KELLY: Yeah, she’s funny, but not the way . . .

FRIEDMAN: [voice basted with sarcasm] She has such a sense of humor, don’t you think? Yeah, she is good, she’s so good…[laughter] That’s what I ran into. It was basically a frustrating experience, and I have no interest in pursuing anything. If somebody serious comes to me, fine. But I don’t really have much interest in it. I think, overall, my father’s experience in Hollywood has been frustrating. Even though he’s had his name in some big movies, overall it’s a frustrating business.

KELLY: He wrote The Lonely Guy.

FRIEDMAN: Yeah, with Steve Martin. He also had a credit on a horrible Dan Ackroyd film called Dr. Detroit, and the writing credit on Stir Crazy, but who knows who really wrote it? Based on what my father has gone through in Hollywood, I have no desire to get involved in it. It’s a frustrating, horrible, cuthroat business. But we’ll see.

KELLY: What is your father working on now?

FRIEDMAN: He’s writing and producing a TV series for Fox right now, which …

KELLY: .. may come out.

FRIEDMAN: That’s basically the way it works. He’s always doing something, working on a movie or a TV project or a book. He’s really productive. And he’s a rare example of a guy who’s involved in Hollywood movies and TV who doesn’t live out in Hollywood. He lives out in Long Island, and he’s able to do his work from his home.
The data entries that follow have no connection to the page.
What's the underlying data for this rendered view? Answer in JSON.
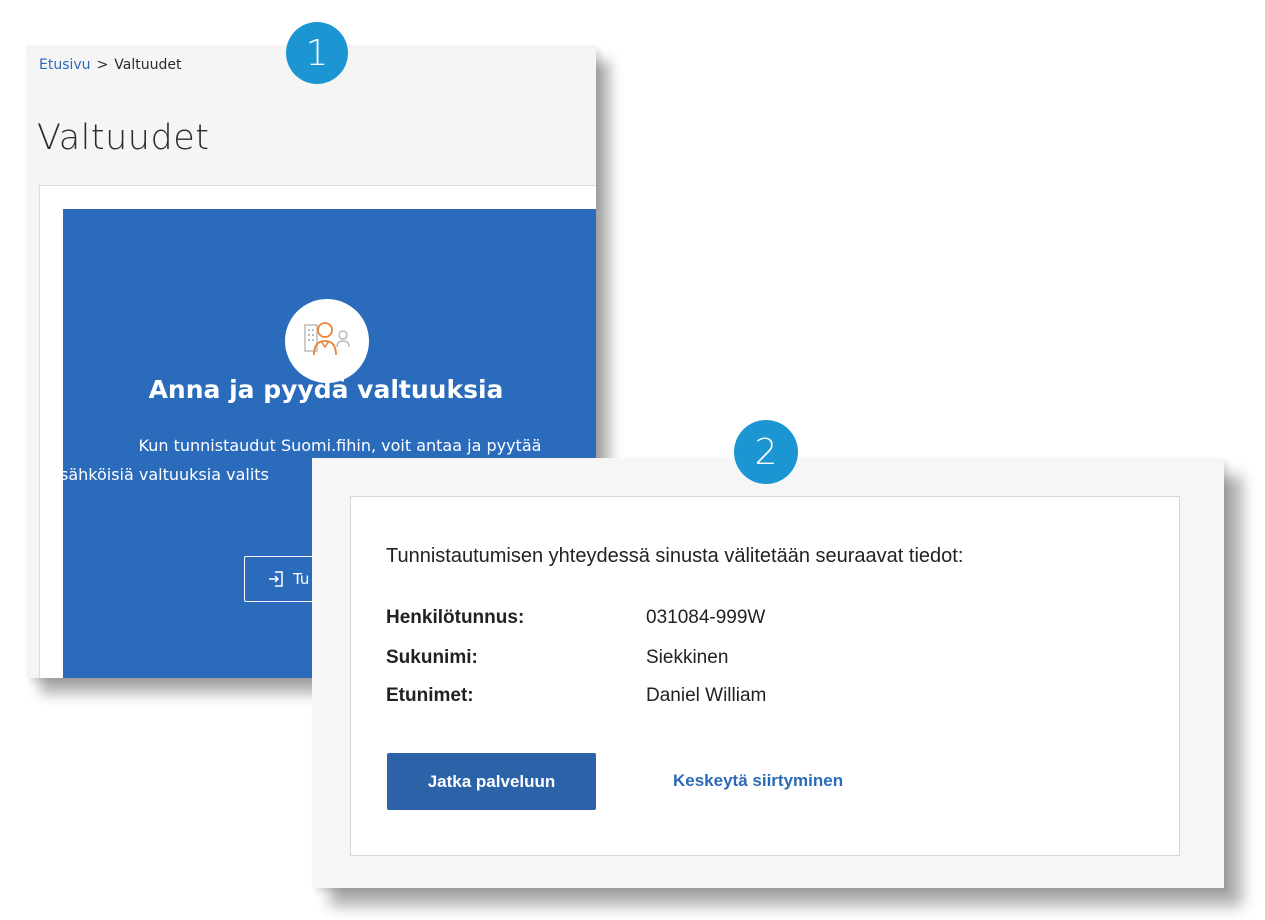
{
  "panel1": {
    "badge": "1",
    "breadcrumb": {
      "home": "Etusivu",
      "separator": ">",
      "current": "Valtuudet"
    },
    "title": "Valtuudet",
    "card": {
      "icon": "person-building-icon",
      "heading": "Anna ja pyydä valtuuksia",
      "text_line1": "Kun tunnistaudut Suomi.fihin, voit antaa ja pyytää",
      "text_line2": "sähköisiä valtuuksia valits",
      "login_button": {
        "icon": "login-icon",
        "label": "Tu"
      }
    },
    "colors": {
      "card_blue": "#2b6bbb",
      "link_blue": "#2b6ab8"
    }
  },
  "panel2": {
    "badge": "2",
    "intro": "Tunnistautumisen yhteydessä sinusta välitetään seuraavat tiedot:",
    "fields": [
      {
        "label": "Henkilötunnus:",
        "value": "031084-999W"
      },
      {
        "label": "Sukunimi:",
        "value": "Siekkinen"
      },
      {
        "label": "Etunimet:",
        "value": "Daniel William"
      }
    ],
    "continue_button": "Jatka palveluun",
    "cancel_link": "Keskeytä siirtyminen",
    "colors": {
      "button_blue": "#2b62a8",
      "badge_blue": "#1b96d3"
    }
  }
}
KELLY: Do you see him much?

FRIEDMAN: No, not much. I don’t see my family that much at all. Everybody’s spread out over the country. Josh lives in Dallas, my younger brother Kipp lives in Wisconsin… Actually, he’s the only one in the family who didn’t pursue some kind of career in !he arts, although he’s a writer. He was a journalist at the University of Wisconsin, and we thought he was going to become a newspaper journalist. In fact, he did work for a Jewish newspaper in Florida for a while. But now I think he’s working in public relations for a company in Wisconsin. He’s a family man, and I think he’s more interested in raising his family.

KELLY: Do you remember the Crumb interview in the Journal?
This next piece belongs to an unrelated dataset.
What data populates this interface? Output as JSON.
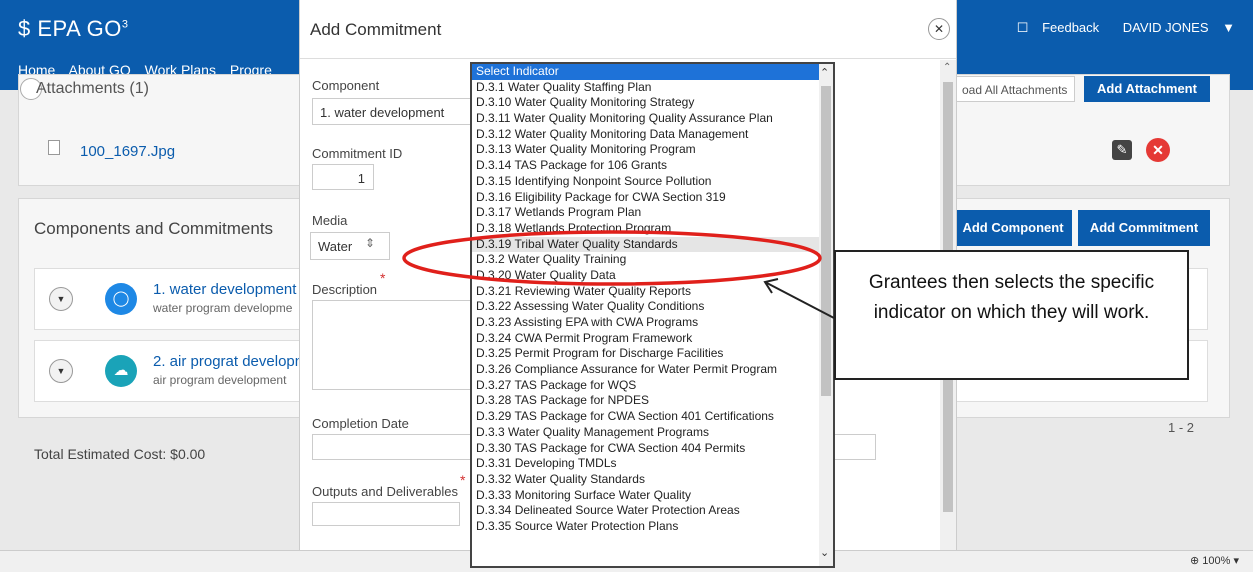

KELLY: He told this story about his brother who swallowed a 28-foot length of cloth, and it would be going in his mouth and coming out his…Do you have any stories like that?

FRIEDMAN: To do with my brothers? Eating cloth stories? No, no stories like that. Are there a lot of guys who eat cloth?
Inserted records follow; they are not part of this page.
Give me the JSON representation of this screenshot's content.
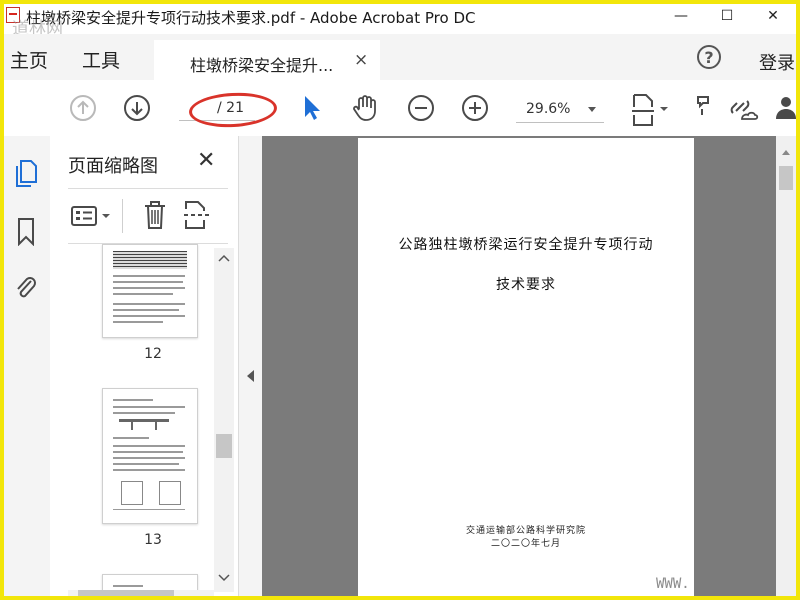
{
  "window": {
    "title": "柱墩桥梁安全提升专项行动技术要求.pdf - Adobe Acrobat Pro DC",
    "watermark": "道林网",
    "minimize": "—",
    "maximize": "☐",
    "close": "✕"
  },
  "menu": {
    "home": "主页",
    "tools": "工具",
    "tab_label": "柱墩桥梁安全提升...",
    "tab_close": "×",
    "help": "?",
    "login": "登录"
  },
  "toolbar": {
    "page_total": "/ 21",
    "zoom": "29.6%",
    "highlight_color": "#d9332a",
    "accent_color": "#1f6fd6"
  },
  "panel": {
    "title": "页面缩略图",
    "close": "✕",
    "thumbnails": [
      {
        "page": "12"
      },
      {
        "page": "13"
      }
    ]
  },
  "document": {
    "title_line1": "公路独柱墩桥梁运行安全提升专项行动",
    "title_line2": "技术要求",
    "publisher": "交通运输部公路科学研究院",
    "date": "二〇二〇年七月",
    "watermark": "WWW."
  }
}
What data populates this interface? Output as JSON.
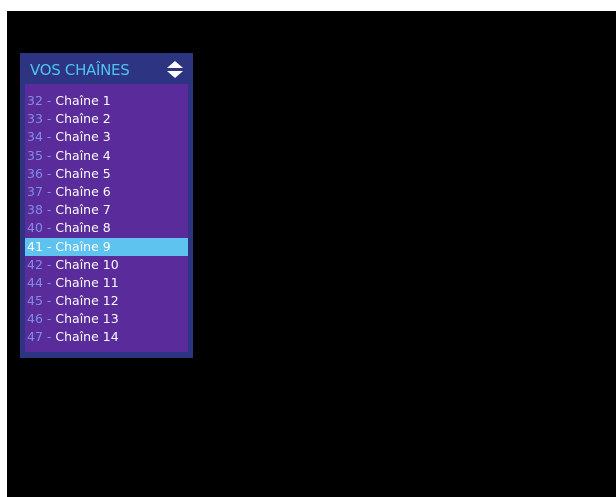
{
  "panel": {
    "title": "VOS CHAÎNES",
    "sort_icon": "up-down-arrows-icon"
  },
  "colors": {
    "background": "#000000",
    "panel_frame": "#2d3583",
    "list_background": "#5a2b9a",
    "title": "#4fc3f0",
    "selection": "#5fc3ef",
    "channel_number": "#7f8fe0",
    "channel_name": "#ffffff"
  },
  "channels": [
    {
      "number": "32",
      "separator": "-",
      "name": "Chaîne 1",
      "selected": false
    },
    {
      "number": "33",
      "separator": "-",
      "name": "Chaîne 2",
      "selected": false
    },
    {
      "number": "34",
      "separator": "-",
      "name": "Chaîne 3",
      "selected": false
    },
    {
      "number": "35",
      "separator": "-",
      "name": "Chaîne 4",
      "selected": false
    },
    {
      "number": "36",
      "separator": "-",
      "name": "Chaîne 5",
      "selected": false
    },
    {
      "number": "37",
      "separator": "-",
      "name": "Chaîne 6",
      "selected": false
    },
    {
      "number": "38",
      "separator": "-",
      "name": "Chaîne 7",
      "selected": false
    },
    {
      "number": "40",
      "separator": "-",
      "name": "Chaîne 8",
      "selected": false
    },
    {
      "number": "41",
      "separator": "-",
      "name": "Chaîne 9",
      "selected": true
    },
    {
      "number": "42",
      "separator": "-",
      "name": "Chaîne 10",
      "selected": false
    },
    {
      "number": "44",
      "separator": "-",
      "name": "Chaîne 11",
      "selected": false
    },
    {
      "number": "45",
      "separator": "-",
      "name": "Chaîne 12",
      "selected": false
    },
    {
      "number": "46",
      "separator": "-",
      "name": "Chaîne 13",
      "selected": false
    },
    {
      "number": "47",
      "separator": "-",
      "name": "Chaîne 14",
      "selected": false
    }
  ]
}
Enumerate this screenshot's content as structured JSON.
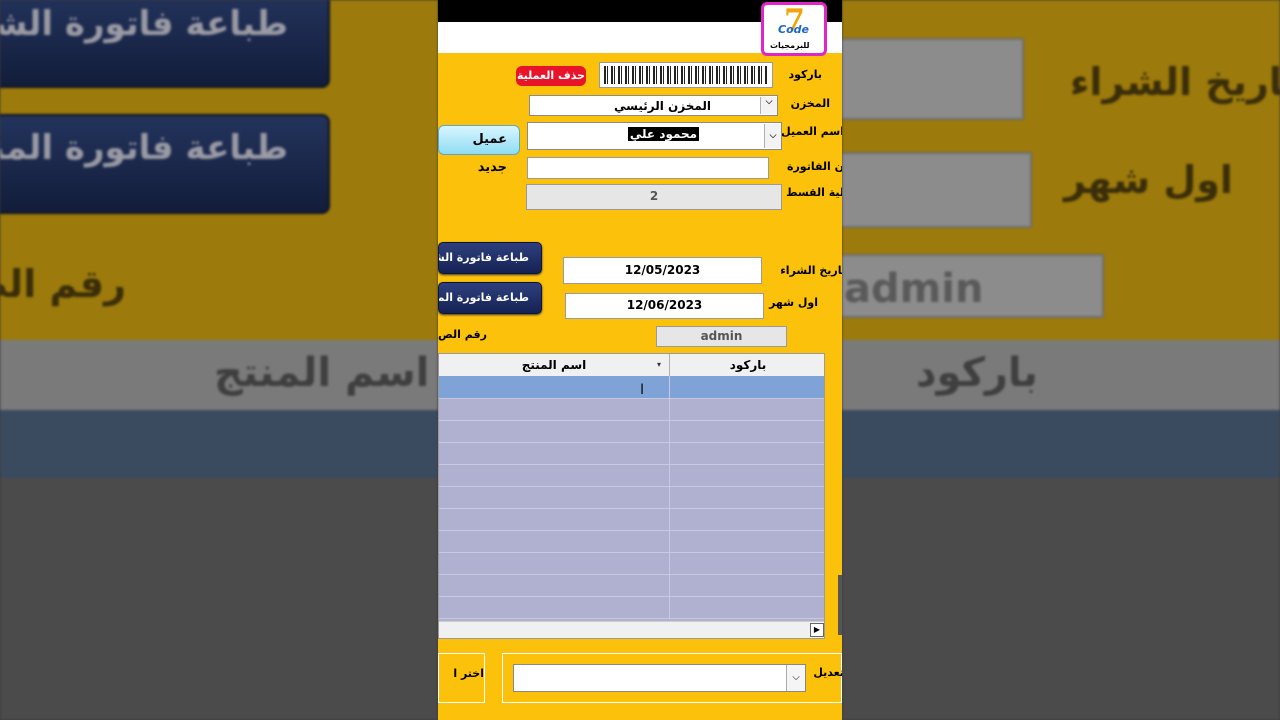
{
  "brand": {
    "number": "7",
    "code": "Code",
    "tagline": "للبرمجيات"
  },
  "labels": {
    "barcode": "باركود",
    "warehouse": "المخزن",
    "customer_name": "اسم العميل",
    "invoice": "ن الفاتورة",
    "installment": "لية القسط",
    "purchase_date": "تاريخ الشراء",
    "first_month": "اول شهر",
    "receipt_no": "رقم الص",
    "edit": "تعديل"
  },
  "buttons": {
    "delete_operation": "حذف العملية",
    "new_customer": "عميل جديد",
    "print_monthly": "طباعة فاتورة الشهر",
    "print_product": "طباعة فاتورة المنتج",
    "choose": "اختر ا"
  },
  "fields": {
    "warehouse_value": "المخزن الرئيسي",
    "customer_value": "محمود علي",
    "invoice_value": "",
    "installment_value": "2",
    "purchase_date_value": "12/05/2023",
    "first_month_value": "12/06/2023",
    "user_value": "admin",
    "edit_value": ""
  },
  "grid": {
    "columns": [
      "باركود",
      "اسم المنتج"
    ],
    "row_count": 11
  },
  "background": {
    "btn_monthly": "طباعة فاتورة الشه",
    "btn_product": "طباعة فاتورة المنت",
    "label_purchase": "تاريخ الشراء",
    "label_first": "اول شهر",
    "label_receipt": "رقم الص",
    "user": "admin",
    "col_product": "اسم المنتج",
    "col_barcode": "باركود"
  },
  "colors": {
    "form_bg": "#fcc20b",
    "accent_red": "#e8142a",
    "grid_active": "#7fa3d6",
    "grid_bg": "#b0b0d0"
  }
}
KELLY: Were the other kids in your neighborhood into the same kind of things that you guys were into when you were growing up? Or were you just out on your own?

FRIEDMAN: Hard to say. I lived in two different neighborhoods when I was growing up, two different towns. I guess I had friends whom I went to school with who had similar interests, but our family was basically into its own thing – my brother Josh was always the leader. He just had the, whaddya call it, pizazz.

KELLY: That ‘s a Stan Lee word.

FRIEDMAN: Excelsior! [laughter]


KELLY: Who came up with the idea to do the raised warts on the cover of Warts and All?

FRIEDMAN: Art Spiegelman.

coverKELLY: And how were you guys able to convince Penguin to do that?

FRIEDMAN: I came up with the title, Warts and All, and the image of disgusting faces with warts. Art saw the artwork and he said, “Boy, it would be great to emboss these warts, and have little hairs popping out of them.” And I said, “Yeah, it would be great.” And he had enough power, I guess, with the editors at Penguin to ask for that and get it.

I was happy with it. I give Art credit for that. The whole concept of the book, basically; a book that had been at Doubleday, under a different title – it was going to be the same format as Persons Living or Dead. Doubleday gave us an advance and everything, and then pulled out when they were bought out by this German guy who cancelled 50 to 60 percent of the books they had scheduled – our book was one of them. So we were fishing around for a new publisher. I wanted to do it with a major; I didn’t want to do another book with Fantagraphics at that time. I wanted to get it into major bookstores. I have no regrets about doing the first book with Fantagraphics – I was delighted when Gary called and said, “We’d like to do your book,” because I was ready to do an anthology. But the second book I really wanted to be in Waldens and B. Daltons, and Gary couldn’t get the first book in there, for whatever reasons. So when it was dropped by Doubleday, Art called and said, “I hear you need a publisher. Let me try to get you into Penguin; I have this deal with them where I’m developing books.” Penguin was doing RAW, so I said, “Great.” It was a long process before Penguin agreed to do it.

Art had this idea of cutting the strips up and making a square format, and when he first mentioned this I was horrified. I said, “Wait a minute, how can you do this?” But when he actually showed me what he had done, I really thought it worked well. I suppose some people would think it was cheating a little bit – sort of like stretching a book out. And it was, but I was delighted with the results. It gave it a story-book kind of feel rather than a presentation of comic strips. So I give him a lot of credit for that. It worked out well.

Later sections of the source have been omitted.